Como se expor a criptomoedas e qual o grau de risco?

Tota ousa em dizer que “beira a irresponsabilidade não ter cripto hoje em dia”. “Você tem um problema de inflação que é encarado tanto fora como aqui no Brasil. E você tem uma alternativa de um ativo ou uma classe que pode te proteger disso tudo. A ideia da cripto se torna, assim, ainda mais importante”, afirma.

Ele coloca ainda que o investidor precisa conhecer seu grau de tolerância à volatilidade. E que as últimas semanas têm sido muito educativas nesse sentido, dando um pouco da dimensão de como é trabalhar com isso. 

Começar devagar

Stefano Sergole afirma que as moedas digitais são uma alternativa para o investidor brasileiro e global, mas é preciso começar devagar, prestando atenção no prazo.
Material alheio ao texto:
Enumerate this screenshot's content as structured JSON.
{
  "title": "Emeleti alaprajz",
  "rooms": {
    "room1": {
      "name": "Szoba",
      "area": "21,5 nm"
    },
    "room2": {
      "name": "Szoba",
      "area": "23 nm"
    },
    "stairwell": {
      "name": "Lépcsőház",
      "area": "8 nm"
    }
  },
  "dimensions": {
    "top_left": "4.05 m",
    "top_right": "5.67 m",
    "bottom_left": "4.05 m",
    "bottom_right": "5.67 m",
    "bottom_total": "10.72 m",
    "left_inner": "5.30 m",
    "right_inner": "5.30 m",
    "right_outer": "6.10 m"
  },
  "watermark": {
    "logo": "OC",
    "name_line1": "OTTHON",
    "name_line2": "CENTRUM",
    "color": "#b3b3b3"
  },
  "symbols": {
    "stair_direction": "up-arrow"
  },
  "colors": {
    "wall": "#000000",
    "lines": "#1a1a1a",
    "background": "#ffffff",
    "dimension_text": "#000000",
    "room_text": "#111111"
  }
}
Dada a simetria que existe nessa possível nova classe de ativos, Portilho diz que existem riscos internos e externos, pensando a longo prazo. Por isso, para o investidor com menos experiência, a dica é sentir-se confortável com os investimentos e procurar entender cada vez mais sobre o assunto.

Uma virada de 2017 para 2021

Tota lembra que não existiam no Brasil tantos profissionais capacitados para trabalhar no mercado de criptos, e que por isso foi construído um universo para importar gente qualificada.

“O cenário brasileiro foi extremamente desafiador. Passamos por um ‘inverno cripto’ e tínhamos uma plataforma que precisava ser desenvolvida e evoluir. Hoje, temos um cenário em que muito foi investido e muito foi conquistado”, finaliza ele.